In the Week 2 of Dancing With the Stars writeup, I spoke about Hines Ward and how he had taken over “leading” the dance during the second week:
One of the things which I think makes the competition more difficult for the men than the women, and of course more difficult on their professional dance partners, is that the man has to lead. The women dancers can, and do, make quite an effort to disguise the fact that the guy isn’t really in control (and some would say this is a typical female role in life…) but it’s pretty obvious to the practiced eye who is really driving the bus. If the man can’t take over that role fairly early in the competition, it becomes more and more challenging for the woman to choreograph a dance which covers for the lack of leadership.
It’s rather like what occasionally happens in one of the top symphony orchestras. For some reason or other the orchestra has to schedule a guest conductor who isn’t really proficient. I can think of an example with the Pittsburgh Symphony some years ago, when the CEO of a large foreign manufacturer fancied himself a conductor and was basically buying conducting gigs with excellent orchestras through the bait of a very generous donation.

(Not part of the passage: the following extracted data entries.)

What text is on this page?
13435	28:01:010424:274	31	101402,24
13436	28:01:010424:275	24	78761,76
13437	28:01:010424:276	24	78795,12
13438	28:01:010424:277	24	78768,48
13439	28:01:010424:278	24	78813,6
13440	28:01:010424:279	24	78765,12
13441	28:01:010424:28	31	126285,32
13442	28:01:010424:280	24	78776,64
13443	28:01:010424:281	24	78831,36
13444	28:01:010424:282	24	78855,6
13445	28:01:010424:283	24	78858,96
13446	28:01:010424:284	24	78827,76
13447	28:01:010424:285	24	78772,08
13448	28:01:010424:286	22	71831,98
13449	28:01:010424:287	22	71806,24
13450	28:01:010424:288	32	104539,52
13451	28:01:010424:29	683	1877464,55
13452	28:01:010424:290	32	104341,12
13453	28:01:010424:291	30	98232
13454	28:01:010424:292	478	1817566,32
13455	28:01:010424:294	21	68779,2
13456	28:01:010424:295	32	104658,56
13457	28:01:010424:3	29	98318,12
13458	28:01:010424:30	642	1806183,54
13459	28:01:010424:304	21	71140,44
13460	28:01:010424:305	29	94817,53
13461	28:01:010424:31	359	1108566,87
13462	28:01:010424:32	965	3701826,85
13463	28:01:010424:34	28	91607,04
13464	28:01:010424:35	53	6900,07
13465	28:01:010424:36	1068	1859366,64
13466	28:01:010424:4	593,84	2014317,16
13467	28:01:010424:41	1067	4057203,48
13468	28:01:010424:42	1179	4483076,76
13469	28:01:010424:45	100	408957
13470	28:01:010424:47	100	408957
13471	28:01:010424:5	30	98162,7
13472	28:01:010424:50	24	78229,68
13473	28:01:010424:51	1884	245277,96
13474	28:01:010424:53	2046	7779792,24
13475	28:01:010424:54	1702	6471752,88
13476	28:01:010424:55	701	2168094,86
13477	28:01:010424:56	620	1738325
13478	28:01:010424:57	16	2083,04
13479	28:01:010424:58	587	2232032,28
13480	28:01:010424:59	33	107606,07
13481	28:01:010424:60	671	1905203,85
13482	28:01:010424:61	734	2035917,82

He wasn’t completely incompetent by any means, unlike the time Brett Keisel conducted the PSO in a mercifully brief number, but he wasn’t really driving the bus. I asked some of the players a few weeks after the concert how they handled something like that, and they said “We just follow the concertmaster (the principal first violin.)” This is fine, and the very standard repertoire generally chosen by such conductors, wisely, means that the players have played it, often as a group as well as individually, many times.